Situación desesperada.
Pasaron dos días después del desastre provocado en las calles por culpa de los anuncios hechos por Twilight, no solo eso la semana se estaba volviendo un desastre, había oído de una cantidad preocupante de arrestos solamente los dos pasados días y todavía tenía encima el problema de "probar" mi inocencia, a pesar de estar a este punto convencida que Twilight era consciente yo no había sido. Para empeorar el asunto, el burgues no daba su casco a torcer, sabía no teníamos suficiente para inculparlo a parte de un vago testigo.
Aún tenía suficiente teóricamente para sacarme del problema, ¿pero le bastaría a Twilight? Tal vez, pero a los demás nobles seguro no les bastaría para nada. Sin embargo, podía buscar otra solución, de momento estaba esperando una última vez por el informe de Ciande, aunque ya todos sospechábamos que, como los anteriores intentos, iba a tener poco éxito, y así fue, Ciande salió de las celdas, decepcionado, frustrado, nos observó y lo único que dijo fue:
-Se burla de nosotros, no niega nada de lo que hizo, se mofa en el hecho de que, aunque nos lo diga no podemos hacer nada para inculparle, se cree intocable y casi lo es.
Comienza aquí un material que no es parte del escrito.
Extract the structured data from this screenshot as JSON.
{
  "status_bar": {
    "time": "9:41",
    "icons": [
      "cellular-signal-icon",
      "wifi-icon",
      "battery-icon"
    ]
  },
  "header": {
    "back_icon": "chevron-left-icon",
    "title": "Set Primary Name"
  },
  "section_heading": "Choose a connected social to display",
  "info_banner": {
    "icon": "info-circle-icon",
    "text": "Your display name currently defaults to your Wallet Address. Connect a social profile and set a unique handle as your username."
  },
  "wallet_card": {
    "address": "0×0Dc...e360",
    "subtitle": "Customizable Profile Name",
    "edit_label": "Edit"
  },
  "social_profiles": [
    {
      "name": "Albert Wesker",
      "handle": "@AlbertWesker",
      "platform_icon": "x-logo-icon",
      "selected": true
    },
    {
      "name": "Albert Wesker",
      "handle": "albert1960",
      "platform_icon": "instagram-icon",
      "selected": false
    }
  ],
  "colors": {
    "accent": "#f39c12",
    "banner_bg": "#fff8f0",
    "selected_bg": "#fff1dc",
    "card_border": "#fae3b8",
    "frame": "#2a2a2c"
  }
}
-¿De verdad no tenemos nada que lo ponga como el culpable? – cuestionó Amatista
-Ninguna prueba física, podríamos buscar un testigo, pero hasta ahora, no tenemos nadie que lo haya visto – continuó Ciande.
-Preguntare de nuevo a mis guardias de aquel día, no se preocupe alteza, la sacaremos de esto – me dijo Sergei, probablemente notando mi preocupación.
-Está bien, confió en ustedes, todavía nos quedan unos días, está bien. – dije tal vez tratando de convencerme a mí misma. – debemos descansar, hoy no lograremos nada más.
-Tenemos suficiente para defender su inocencia, ya que la princesa decida o no castigar al culpable será su responsabilidad. – dijo Amatista. – Era su hermano al final del día, Shining Armor, no creo dejé el asunto se quede así.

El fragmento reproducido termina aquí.